WPP today reported a surprise return to revenue growth in the first quarter as clients began to increase their marketing spend after a frugal pandemic year.
The London-listed ad giant posted a 3.1 per cent rise in revenue less pass-through costs — its key metric — to £2.3bn for the first three months of the year.
This was compared to a 6.5 per cent drop in net sales in the fourth quarter and beat analyst expectations of a 1.5 per cent decline.
The positive figures mirrored similar upbeat updates from rivals Publicis and Omnicom, suggesting the first signs of recovery in the global advertising market.
WPP chief executive Mark Read hailed a “strong start to the year with a return to growth in all business lines and most major markets”.
“I think the key face is that clients can see a strong recovery in consumer demand as the year progresses,” he told City A.M. “Also we’re seeing a number of companies really invest and reinvent their business for the future.”
Shares in WPP were up more than 3.5 per cent in morning trading.
The ad behemoth’s strongest trading came in China, where revenue surged more than 18 per cent. The UK posted strong growth of 3.9 per cent, while the US ticked up 0.7 per cent.
Under boss Read WPP has pursued a strategy of combining its digital and data capabilities with its creative agencies in an effort to update the group for the modern advertising market.
The company posted 2.8 per cent revenue growth at its global integrated agencies, with VMLY&R the best performer. Its media buying arm Group M also performed strongly, with 5.8 per cent growth.
WPP reported increased business in sectors including ecommerce, technology and brand identity.
Public relations divisions were up two per cent, driven by strong trading at specialist firms Finsbury Glover Hering and H+K.
WPP said it had won $1.3bn of net new business over the quarter, securing work from clients including Absolut, JP Morgan and Salesforce.
“The roll-out of vaccines is improving visibility in many markets, although there is inevitably uncertainty over the pace of recovery,” Read said.

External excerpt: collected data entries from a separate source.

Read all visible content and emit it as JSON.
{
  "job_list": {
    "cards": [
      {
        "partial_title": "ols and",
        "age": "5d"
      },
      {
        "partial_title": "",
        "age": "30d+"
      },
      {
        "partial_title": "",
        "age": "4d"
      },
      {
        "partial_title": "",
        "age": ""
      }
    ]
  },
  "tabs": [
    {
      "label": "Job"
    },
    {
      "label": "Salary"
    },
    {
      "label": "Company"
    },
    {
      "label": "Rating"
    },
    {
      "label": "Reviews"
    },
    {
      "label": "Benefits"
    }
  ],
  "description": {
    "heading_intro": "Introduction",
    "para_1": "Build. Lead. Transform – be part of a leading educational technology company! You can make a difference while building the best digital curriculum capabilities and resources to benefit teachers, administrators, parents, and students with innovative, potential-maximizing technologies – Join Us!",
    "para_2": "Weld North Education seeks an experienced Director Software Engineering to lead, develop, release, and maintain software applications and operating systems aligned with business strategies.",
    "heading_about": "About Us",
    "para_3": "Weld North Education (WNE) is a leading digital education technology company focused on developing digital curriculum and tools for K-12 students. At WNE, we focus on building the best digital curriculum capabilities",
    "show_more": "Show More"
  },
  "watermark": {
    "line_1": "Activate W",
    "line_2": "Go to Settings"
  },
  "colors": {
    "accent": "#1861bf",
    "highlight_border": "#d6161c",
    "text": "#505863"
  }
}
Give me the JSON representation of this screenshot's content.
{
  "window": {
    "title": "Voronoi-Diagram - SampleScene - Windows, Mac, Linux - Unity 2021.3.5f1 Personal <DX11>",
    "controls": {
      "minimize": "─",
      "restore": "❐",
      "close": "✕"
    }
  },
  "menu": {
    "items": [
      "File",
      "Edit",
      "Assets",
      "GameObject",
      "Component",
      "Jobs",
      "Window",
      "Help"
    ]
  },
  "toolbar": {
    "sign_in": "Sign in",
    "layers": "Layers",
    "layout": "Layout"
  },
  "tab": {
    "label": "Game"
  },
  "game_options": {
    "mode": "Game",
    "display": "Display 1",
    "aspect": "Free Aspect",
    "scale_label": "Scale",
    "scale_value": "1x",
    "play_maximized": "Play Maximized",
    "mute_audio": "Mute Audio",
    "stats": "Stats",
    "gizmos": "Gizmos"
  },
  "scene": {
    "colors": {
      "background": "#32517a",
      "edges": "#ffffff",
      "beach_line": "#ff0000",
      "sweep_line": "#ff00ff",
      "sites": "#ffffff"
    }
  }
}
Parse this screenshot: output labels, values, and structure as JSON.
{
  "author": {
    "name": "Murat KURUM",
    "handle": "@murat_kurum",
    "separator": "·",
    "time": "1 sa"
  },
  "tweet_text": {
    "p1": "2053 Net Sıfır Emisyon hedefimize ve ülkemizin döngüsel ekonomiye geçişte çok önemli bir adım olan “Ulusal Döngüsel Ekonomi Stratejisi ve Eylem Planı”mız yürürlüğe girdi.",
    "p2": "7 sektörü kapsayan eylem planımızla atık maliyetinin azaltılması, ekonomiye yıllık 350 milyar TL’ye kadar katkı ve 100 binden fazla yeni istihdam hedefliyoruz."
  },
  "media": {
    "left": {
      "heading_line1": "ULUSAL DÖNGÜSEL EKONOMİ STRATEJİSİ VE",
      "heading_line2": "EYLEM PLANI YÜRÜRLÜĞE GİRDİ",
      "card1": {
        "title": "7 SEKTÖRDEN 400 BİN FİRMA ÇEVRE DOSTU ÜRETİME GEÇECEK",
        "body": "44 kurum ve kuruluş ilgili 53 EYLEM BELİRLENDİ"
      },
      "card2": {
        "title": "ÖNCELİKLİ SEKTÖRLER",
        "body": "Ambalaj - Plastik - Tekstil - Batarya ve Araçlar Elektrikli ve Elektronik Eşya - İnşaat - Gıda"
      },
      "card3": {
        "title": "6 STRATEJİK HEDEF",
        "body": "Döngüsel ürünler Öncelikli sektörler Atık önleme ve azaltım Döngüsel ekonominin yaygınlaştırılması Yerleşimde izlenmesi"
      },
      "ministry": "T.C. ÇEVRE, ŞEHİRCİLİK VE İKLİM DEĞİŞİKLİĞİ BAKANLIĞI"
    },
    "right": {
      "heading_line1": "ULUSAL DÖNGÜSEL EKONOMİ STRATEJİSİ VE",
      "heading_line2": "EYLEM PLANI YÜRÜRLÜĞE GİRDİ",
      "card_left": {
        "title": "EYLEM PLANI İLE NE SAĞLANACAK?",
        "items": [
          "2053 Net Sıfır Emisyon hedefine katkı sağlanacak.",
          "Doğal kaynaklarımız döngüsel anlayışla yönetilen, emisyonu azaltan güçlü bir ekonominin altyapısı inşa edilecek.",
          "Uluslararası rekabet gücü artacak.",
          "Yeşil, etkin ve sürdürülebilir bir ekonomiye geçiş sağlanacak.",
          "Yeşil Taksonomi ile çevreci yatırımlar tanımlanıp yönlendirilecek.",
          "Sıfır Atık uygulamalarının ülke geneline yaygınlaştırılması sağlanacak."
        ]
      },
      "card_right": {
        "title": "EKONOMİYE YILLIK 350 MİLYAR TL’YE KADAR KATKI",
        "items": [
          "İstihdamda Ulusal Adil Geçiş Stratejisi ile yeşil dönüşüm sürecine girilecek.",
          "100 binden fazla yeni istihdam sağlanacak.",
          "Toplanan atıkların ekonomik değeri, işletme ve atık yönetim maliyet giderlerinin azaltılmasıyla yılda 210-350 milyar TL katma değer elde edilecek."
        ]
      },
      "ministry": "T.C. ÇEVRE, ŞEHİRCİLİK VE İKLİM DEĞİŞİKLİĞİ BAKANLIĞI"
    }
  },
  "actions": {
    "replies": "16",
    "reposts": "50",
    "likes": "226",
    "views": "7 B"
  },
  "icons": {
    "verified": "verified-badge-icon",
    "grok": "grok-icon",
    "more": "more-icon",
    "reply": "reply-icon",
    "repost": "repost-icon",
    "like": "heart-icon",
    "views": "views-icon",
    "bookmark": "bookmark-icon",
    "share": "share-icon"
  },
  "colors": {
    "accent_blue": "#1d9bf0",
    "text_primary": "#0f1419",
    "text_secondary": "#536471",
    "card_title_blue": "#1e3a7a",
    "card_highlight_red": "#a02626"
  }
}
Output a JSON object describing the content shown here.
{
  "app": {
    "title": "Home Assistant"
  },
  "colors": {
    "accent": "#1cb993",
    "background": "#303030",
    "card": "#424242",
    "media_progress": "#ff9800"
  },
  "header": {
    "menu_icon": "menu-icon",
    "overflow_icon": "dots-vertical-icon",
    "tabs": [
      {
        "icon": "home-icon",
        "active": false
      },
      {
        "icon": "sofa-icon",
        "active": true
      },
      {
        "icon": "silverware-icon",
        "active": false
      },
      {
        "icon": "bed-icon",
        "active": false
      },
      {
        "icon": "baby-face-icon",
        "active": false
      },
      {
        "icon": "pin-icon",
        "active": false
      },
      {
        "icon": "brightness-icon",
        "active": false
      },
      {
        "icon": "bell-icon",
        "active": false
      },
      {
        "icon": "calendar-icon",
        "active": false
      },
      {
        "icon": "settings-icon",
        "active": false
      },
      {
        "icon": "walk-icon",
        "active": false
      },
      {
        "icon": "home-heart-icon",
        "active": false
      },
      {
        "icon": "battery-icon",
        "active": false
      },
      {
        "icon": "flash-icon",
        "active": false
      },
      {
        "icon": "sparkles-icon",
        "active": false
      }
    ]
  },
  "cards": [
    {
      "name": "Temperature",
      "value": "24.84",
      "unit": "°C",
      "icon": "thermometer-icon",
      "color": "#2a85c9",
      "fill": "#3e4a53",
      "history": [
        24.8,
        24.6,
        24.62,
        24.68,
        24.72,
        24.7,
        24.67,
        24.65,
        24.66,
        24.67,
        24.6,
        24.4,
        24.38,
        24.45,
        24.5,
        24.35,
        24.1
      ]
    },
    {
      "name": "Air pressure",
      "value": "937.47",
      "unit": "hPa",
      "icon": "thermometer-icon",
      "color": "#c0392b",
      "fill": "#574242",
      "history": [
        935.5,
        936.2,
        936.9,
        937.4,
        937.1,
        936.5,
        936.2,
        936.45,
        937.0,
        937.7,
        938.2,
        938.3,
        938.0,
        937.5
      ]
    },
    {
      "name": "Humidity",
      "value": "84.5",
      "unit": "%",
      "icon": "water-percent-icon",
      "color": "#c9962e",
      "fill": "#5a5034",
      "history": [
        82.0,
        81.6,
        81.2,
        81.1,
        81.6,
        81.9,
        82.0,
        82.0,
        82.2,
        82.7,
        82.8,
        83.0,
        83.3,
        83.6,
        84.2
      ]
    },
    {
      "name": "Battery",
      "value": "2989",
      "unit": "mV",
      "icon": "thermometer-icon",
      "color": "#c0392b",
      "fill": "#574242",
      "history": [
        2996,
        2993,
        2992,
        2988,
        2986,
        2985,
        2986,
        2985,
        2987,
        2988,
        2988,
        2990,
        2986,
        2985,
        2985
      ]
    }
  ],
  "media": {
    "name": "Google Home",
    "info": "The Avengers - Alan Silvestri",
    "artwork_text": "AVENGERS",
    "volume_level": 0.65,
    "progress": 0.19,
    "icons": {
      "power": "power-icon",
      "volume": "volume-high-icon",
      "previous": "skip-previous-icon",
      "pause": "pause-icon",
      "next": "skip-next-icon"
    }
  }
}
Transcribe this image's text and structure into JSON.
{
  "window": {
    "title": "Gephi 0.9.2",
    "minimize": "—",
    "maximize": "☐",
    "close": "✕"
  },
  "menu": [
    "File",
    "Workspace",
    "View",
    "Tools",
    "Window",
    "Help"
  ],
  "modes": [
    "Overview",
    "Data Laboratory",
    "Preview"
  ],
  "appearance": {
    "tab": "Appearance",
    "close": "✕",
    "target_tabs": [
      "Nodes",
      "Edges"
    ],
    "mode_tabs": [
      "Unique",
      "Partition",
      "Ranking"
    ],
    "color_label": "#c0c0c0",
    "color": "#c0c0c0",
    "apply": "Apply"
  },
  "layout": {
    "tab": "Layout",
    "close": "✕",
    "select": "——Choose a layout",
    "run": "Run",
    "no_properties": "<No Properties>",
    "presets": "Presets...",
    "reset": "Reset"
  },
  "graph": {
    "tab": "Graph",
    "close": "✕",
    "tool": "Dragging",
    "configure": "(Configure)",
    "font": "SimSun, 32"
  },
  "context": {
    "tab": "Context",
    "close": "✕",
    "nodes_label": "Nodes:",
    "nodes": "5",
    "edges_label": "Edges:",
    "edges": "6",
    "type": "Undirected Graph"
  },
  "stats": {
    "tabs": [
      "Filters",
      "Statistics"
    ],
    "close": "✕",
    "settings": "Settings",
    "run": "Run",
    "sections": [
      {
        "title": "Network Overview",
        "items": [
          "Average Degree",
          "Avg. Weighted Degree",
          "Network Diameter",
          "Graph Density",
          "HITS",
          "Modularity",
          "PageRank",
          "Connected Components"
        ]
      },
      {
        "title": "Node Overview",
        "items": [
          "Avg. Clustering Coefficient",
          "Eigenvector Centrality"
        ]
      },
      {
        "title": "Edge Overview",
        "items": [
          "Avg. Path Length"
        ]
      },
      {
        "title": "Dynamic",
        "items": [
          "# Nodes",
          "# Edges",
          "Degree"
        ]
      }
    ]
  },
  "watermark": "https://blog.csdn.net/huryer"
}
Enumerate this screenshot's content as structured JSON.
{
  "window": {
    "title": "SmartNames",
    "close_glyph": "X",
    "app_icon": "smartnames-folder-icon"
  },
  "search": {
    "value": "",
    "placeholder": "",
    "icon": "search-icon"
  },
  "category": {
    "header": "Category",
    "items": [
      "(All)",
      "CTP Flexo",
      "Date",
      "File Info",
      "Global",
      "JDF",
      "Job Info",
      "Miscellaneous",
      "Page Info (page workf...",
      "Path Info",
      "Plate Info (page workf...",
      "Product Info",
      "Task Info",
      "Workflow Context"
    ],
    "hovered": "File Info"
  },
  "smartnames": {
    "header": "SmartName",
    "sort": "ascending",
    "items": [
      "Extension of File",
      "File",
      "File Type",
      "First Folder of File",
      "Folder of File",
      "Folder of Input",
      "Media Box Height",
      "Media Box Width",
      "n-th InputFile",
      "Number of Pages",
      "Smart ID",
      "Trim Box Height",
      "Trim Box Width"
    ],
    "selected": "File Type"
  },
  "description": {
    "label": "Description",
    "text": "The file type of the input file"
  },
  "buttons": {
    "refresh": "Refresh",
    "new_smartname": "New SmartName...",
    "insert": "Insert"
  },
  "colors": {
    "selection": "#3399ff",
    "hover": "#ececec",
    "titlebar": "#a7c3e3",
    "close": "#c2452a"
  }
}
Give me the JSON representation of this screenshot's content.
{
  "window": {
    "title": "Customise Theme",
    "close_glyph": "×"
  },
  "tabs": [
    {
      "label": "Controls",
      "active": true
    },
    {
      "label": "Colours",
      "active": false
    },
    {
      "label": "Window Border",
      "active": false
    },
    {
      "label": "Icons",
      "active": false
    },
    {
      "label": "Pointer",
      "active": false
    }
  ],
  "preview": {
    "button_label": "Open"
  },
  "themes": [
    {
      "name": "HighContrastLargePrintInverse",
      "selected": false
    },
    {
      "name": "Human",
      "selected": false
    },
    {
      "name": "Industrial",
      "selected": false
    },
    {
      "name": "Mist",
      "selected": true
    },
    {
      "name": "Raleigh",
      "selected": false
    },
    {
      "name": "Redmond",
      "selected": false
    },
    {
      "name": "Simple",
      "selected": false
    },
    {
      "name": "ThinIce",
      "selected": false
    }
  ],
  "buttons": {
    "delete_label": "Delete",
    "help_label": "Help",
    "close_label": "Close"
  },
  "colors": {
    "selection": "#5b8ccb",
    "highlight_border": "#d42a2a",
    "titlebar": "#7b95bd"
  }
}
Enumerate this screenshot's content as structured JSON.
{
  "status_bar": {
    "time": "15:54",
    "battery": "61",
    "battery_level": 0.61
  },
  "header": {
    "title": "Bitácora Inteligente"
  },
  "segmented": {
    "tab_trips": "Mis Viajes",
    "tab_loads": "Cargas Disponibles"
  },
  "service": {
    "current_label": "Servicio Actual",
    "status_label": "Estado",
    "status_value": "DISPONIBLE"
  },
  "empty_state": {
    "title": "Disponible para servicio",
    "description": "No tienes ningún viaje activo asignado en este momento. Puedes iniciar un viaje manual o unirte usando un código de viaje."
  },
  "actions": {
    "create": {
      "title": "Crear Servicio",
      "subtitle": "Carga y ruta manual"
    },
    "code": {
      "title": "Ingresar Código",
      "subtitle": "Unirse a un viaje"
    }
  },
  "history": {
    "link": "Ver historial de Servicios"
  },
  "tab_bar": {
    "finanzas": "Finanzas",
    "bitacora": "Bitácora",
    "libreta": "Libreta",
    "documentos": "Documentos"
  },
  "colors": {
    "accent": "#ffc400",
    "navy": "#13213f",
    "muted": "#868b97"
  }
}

The ad boss added that WPP was making good progress in its transformation programme and reiterated its forecasts of mid single-digit growth for the full year.
“Relief oozes from these results as the bounce back has clearly begun in the ad world with mothballed projects dusted down and the squeeze on budgets eased,” said Susannah Streeter, senior investment and markets analyst at Hargreaves Lansdown.
Streeter added that the results were a “milestone” in WPP’s turnaround but warned “caution is still the name of the game”.